Alexie is a wonderful writer, of whom I am a huge fan. His writings usually revolve around the lives of various Indian (“bow and arrow not dot on the head”) characters and their complicated feelings about the reservation they love while being desperate to get away from it. This collection of stories follows a similar theme.
The thing about short stories is they’re short. Writers only have a limited amount of time to explain everything and to develop characters. I don’t know how other readers feel, but I’m of a mind that I like Alexie better as a novelist because there is more time to get to know his unique characters and understand his (at times) complex plots. I found The Lone Ranger and Tonto Fistfight in Heaven to be more engaging because different stories clearly refer to the same characters–making them more dimensional.
Back to this collection:
As is true with any talented writer, Alexie does have some gems here. “Saint Junior,” “One Good Man,” and “South by Southwest” are especial favorites of this reviewer possibly because these stories most resemble the combination of acerbic humor and gravity common to Alexie’s novels. To take “Saint Junior” as an example: Alexie examines the relationship between a married couple who met at “Saint Junior” university and continue to choose each other every day. In the story, the husband goes to take his SAT’s wearing a traditional dance costume while, later in the story, his wife preserves the tribal tradition of making Salmon mush.

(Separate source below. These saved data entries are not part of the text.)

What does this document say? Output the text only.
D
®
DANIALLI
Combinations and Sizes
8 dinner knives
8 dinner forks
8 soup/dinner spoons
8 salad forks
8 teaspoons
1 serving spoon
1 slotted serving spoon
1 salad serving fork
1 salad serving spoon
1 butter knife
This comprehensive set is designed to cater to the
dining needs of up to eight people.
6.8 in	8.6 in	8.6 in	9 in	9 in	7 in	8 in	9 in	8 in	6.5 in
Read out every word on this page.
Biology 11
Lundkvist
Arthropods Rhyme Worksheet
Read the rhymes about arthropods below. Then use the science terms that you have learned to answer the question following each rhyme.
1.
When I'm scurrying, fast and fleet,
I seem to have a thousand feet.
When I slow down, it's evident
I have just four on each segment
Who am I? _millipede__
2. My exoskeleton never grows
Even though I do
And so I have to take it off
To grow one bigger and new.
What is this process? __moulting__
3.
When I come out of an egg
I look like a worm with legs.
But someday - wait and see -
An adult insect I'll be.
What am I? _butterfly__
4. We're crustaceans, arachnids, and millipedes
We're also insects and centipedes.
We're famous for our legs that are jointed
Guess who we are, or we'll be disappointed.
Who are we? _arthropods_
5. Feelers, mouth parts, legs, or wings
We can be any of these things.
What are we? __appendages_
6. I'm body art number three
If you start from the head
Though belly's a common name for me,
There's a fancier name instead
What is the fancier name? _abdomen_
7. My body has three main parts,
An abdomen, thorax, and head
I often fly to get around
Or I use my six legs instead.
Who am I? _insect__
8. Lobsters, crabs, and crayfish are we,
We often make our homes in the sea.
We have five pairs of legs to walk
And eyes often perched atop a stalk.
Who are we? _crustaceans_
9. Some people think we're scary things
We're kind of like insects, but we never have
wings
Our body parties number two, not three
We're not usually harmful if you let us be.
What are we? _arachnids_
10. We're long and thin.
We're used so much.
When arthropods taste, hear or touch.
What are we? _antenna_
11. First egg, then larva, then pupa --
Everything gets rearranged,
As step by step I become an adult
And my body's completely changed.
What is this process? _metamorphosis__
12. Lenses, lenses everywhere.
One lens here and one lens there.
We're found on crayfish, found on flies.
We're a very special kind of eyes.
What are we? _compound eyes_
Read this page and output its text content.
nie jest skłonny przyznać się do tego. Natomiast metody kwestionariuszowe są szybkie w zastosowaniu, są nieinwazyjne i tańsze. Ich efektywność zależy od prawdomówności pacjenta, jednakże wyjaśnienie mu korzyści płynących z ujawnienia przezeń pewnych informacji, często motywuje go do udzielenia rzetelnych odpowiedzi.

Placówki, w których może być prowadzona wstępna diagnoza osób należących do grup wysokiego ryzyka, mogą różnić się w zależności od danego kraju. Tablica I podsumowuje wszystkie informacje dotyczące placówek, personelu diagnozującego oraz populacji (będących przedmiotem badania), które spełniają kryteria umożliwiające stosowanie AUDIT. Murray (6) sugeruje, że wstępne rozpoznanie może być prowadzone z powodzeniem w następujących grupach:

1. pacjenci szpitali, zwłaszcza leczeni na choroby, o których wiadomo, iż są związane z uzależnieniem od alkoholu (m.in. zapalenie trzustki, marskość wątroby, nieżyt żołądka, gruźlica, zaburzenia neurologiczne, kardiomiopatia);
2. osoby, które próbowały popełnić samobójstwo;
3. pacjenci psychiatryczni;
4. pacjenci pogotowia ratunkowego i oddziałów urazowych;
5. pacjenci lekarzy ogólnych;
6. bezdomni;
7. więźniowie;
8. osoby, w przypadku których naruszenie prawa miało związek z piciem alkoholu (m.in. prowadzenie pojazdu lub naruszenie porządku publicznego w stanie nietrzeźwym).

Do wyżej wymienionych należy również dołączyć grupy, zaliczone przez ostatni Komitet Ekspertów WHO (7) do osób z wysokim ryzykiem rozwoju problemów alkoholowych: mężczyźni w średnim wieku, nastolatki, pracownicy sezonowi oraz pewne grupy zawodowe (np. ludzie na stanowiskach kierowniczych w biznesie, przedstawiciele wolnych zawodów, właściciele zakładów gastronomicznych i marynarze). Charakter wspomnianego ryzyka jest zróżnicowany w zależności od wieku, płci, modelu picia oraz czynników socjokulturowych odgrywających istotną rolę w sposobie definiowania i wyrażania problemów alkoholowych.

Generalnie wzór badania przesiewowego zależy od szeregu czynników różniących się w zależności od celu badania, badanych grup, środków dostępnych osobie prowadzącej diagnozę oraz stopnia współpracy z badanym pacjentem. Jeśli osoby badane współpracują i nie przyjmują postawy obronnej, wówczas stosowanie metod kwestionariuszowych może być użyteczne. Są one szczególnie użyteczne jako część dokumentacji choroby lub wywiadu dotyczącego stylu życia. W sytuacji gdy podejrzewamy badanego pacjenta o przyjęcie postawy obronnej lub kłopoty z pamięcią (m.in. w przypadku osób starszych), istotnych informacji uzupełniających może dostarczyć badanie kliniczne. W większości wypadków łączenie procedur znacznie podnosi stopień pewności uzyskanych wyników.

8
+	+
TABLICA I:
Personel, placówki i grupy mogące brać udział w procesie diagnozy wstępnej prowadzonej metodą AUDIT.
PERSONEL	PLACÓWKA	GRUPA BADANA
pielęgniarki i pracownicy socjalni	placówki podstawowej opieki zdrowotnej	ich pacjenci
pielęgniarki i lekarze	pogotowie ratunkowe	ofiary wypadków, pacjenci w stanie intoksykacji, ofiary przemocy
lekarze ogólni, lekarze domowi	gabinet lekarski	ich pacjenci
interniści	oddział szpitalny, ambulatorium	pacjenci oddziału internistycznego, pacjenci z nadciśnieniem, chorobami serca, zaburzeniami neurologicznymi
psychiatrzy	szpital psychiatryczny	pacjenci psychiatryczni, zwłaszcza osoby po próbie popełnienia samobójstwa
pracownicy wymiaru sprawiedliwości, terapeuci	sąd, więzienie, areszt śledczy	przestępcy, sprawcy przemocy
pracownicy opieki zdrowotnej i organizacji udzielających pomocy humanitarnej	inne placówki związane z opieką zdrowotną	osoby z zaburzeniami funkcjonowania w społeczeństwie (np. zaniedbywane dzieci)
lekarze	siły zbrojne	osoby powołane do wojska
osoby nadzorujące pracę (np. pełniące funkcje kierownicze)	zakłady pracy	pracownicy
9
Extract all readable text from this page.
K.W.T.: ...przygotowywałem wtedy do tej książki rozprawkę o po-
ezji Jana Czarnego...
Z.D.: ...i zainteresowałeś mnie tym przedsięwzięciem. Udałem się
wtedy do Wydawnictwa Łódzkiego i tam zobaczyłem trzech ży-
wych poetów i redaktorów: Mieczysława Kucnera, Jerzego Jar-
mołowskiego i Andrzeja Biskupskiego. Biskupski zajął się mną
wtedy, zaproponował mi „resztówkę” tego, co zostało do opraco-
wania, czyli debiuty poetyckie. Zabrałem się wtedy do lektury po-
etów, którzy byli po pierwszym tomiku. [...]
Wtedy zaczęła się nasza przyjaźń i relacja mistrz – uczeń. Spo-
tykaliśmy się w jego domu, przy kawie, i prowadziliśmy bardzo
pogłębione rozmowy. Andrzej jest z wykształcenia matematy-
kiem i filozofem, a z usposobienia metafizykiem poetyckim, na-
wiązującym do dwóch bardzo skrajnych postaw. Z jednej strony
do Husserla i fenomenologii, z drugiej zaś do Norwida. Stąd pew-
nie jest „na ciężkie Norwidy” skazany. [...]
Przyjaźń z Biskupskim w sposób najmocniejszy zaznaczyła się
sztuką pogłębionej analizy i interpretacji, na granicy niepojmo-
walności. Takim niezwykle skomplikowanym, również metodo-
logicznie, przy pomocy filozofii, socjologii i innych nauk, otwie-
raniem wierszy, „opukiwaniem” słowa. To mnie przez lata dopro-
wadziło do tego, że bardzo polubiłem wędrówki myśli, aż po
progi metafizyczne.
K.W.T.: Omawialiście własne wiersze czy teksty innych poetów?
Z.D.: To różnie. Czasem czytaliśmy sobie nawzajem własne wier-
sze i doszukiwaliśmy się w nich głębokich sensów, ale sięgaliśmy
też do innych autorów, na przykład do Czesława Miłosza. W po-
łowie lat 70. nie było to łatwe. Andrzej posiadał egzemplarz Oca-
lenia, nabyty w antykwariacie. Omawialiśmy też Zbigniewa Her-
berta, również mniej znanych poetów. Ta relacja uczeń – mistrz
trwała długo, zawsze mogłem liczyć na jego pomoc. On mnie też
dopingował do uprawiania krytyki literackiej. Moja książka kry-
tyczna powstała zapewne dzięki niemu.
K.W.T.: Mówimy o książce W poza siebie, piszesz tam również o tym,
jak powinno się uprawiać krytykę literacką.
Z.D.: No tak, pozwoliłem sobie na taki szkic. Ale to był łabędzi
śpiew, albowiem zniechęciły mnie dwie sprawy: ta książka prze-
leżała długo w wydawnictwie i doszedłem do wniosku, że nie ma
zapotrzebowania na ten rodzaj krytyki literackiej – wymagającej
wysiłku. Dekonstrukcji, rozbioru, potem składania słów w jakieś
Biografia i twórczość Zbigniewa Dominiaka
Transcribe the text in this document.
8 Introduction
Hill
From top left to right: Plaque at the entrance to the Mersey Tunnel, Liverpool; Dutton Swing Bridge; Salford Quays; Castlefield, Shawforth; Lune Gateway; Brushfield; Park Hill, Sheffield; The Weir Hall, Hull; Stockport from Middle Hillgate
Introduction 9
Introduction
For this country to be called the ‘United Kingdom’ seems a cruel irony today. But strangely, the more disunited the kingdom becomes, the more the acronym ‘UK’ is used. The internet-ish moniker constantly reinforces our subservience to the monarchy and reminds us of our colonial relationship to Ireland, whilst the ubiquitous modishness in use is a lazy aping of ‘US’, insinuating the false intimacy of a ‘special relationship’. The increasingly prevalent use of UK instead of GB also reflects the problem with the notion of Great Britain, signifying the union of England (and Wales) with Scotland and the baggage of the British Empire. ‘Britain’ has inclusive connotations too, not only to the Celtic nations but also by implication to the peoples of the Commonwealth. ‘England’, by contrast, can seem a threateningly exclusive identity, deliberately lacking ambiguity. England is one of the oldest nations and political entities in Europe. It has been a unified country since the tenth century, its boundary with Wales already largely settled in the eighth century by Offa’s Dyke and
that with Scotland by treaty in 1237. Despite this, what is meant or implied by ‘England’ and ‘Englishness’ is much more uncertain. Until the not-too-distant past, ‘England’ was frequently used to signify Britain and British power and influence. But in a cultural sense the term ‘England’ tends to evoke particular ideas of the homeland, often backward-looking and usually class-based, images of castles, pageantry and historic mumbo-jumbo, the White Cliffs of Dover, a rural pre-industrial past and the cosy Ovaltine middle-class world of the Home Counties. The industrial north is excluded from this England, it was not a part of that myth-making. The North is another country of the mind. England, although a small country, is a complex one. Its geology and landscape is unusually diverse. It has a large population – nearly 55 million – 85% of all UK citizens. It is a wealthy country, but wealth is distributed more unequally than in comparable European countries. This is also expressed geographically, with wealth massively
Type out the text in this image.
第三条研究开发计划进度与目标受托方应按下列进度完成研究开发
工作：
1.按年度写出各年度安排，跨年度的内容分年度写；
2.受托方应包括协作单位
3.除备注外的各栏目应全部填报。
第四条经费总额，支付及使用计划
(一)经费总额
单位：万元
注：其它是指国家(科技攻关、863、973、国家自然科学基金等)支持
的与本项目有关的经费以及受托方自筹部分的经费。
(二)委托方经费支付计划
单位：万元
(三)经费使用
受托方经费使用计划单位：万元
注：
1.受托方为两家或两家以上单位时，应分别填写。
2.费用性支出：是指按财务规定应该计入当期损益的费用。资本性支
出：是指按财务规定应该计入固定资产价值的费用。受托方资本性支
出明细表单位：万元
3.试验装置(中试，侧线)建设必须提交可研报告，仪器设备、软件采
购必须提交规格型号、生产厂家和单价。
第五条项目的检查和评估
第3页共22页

These stories are not passive. If anything, they are visceral. This collection combines elements of magical realism with painfully real moments of sadness and hardship in the lives of Alexie’s modern Indian characters.
The main problem I saw with this collection is that it remained distractingly distant. Most protagonists go unnamed, sometimes barely described, which makes it difficult to connect with either the characters or their stories. Worse, the stories alternate between nearly absorbing to disturbingly jarring. “The Sin Eaters” hauntingly presents an apocalyptic world where Indians are put through their own kind of Holocaust. This story is angry and, no doubt, important. But by the end it is too angry and too horrific, so that it became a chore to read the remainder of the book for fear of what other catastrophes it might describe.
Any fan of Sherman Alexie’s writing will want to read through The Toughest Indian in the World to get a better sense of Alexie’s work on the whole. That said, readers unfamiliar with Alexie would be better off beginning with one of his novels or perhaps a different story collection.